Calcium signalling in epithelial-mesenchymal transition induced by hypoxia in breast cancer cells

I. Azimi,¹ F.M. Davis,¹ P.A. Kenny,² E.W. Thompson,^3,4,5 S.J. Roberts-Thomson¹ and G.R. Monteith,¹ ¹School of Pharmacy, The University of Queensland, St Lucia, QLD 4072, Australia, ²Department of Developmental and Molecular Biology, Albert Einstein College of Medicine, New York, NY, USA, ³St. Vincent’s Institute, Fitzroy, VIC 3065, Australia, ⁴University of Melbourne Department Surgery, St. Vincent’s Hospital Fitzroy, VIC 3065, Australia and ⁵Institute of Health and Biomedical Innovation and School of Biomedical Science, Queensland University of Technology, Kelvin Grove, QLD 4059, Australia.
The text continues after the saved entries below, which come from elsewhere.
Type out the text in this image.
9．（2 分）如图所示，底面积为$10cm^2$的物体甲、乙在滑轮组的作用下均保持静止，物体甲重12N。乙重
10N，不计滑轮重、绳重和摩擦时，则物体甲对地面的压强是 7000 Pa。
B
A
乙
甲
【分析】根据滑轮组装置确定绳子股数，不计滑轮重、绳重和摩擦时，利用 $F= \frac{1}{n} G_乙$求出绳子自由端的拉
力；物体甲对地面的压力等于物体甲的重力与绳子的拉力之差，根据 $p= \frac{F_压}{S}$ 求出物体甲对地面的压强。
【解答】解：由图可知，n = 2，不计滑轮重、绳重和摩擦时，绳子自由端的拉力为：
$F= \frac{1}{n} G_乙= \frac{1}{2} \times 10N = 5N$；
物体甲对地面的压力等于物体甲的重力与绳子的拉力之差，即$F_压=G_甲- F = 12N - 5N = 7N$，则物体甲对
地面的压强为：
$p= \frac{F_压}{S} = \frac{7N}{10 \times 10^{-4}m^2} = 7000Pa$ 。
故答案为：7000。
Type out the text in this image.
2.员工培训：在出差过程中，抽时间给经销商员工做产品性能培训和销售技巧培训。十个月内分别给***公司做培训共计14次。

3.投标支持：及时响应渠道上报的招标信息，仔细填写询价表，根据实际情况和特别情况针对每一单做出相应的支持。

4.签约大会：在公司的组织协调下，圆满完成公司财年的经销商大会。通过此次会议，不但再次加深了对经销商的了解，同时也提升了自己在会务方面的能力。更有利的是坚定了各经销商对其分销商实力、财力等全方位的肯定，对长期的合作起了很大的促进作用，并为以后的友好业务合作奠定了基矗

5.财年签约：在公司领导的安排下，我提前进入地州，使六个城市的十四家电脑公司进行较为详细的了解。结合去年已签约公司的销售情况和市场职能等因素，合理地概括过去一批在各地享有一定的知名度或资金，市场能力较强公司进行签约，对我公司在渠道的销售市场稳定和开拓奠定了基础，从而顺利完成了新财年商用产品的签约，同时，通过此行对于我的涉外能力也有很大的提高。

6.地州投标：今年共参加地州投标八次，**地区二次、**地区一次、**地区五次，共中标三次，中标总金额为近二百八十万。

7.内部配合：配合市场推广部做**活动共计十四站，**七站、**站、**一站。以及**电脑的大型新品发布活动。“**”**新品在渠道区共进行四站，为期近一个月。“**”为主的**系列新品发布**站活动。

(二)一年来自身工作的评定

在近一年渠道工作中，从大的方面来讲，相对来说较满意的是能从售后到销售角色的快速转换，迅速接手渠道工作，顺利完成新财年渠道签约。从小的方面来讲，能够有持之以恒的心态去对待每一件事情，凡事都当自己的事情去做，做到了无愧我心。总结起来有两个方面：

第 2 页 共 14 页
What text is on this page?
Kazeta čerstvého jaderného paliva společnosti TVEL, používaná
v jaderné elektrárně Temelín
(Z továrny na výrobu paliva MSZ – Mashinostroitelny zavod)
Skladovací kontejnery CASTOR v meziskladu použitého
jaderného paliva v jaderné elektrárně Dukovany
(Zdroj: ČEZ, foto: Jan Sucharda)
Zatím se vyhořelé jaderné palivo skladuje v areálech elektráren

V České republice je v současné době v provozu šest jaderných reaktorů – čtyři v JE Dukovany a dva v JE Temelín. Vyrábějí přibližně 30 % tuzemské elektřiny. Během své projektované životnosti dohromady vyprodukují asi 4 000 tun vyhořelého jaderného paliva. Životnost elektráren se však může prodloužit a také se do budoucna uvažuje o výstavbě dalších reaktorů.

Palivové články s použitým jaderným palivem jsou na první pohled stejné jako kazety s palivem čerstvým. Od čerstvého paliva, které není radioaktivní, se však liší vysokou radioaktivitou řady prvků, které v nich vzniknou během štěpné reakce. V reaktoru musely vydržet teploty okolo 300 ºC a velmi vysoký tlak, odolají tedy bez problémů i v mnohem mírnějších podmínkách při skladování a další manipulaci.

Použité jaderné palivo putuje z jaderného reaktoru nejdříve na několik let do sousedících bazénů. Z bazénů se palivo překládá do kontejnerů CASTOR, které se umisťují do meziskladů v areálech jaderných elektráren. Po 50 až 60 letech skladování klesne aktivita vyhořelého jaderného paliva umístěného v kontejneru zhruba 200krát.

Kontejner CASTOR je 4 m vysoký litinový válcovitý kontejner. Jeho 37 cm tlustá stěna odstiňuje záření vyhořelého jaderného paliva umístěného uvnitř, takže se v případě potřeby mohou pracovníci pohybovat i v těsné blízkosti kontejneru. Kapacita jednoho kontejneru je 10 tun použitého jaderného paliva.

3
Hypoxia is a hallmark of the cancer microenvironment and induces epithelial-mesenchymal transition (EMT) in breast cancer cells. EMT is a process whereby cancer cells acquire a more invasive phenotype. We have recently characterized the remodelling of calcium (Ca²⁺) signalling as a consequence of EMT induced by epidermal growth factor (EGF). In this study we aimed to elucidate the remodelling of Ca²⁺ signalling in a model of EMT induced by hypoxia in MDA-MB-468 breast cancer cells.

The induction of EMT by hypoxia (1% O₂) was confirmed via protein level of vimentin (after 48 h hypoxia) and mRNA levels of some of the main EMT markers including vimentin, Snail, Twist, N-cadherin and the ratio of CD44/CD24 (after 24 h hypoxia). The mRNA levels of fifty Ca²⁺ pumps, channels, sensors and G-coupled receptors in the presence and absence of hypoxia (24 h) were evaluated using real time RT-PCR. This led to identification of four specific targets that were significantly up-regulated in hypoxia compared to normoxia (21% O₂). P2Y6 purinergic receptor, as one of these up-regulated targets, showed a three-fold increase in mRNA levels by hypoxia. Selective pharmacological inhibition of P2Y6 significantly reduced cellular migration of the mesenchymal like MDA-MB-231 breast cancer cell line. Gene expression profiling of 458 human breast tumours showed elevated levels of P2Y6 in basal breast cancer subtypes compared to Luminal A and Luminal B subtypes. Furthermore, breast cancer patients with high P2Y6 levels (n = 651) showed reduced overall survival rates compared to patients with low levels of P2Y6 (n = 464) (P = 0.019).

In conclusion this study suggests that hypoxia-induced EMT is associated with alterations in Ca²⁺ signalling and P2Y6 purinergic receptor expression. Further studies may identify a specific Ca²⁺pump, channel or receptor that may represent a target for the mesenchymal phenotype of breast cancer cells and a potential therapeutic strategy for the control of breast cancer metastasis.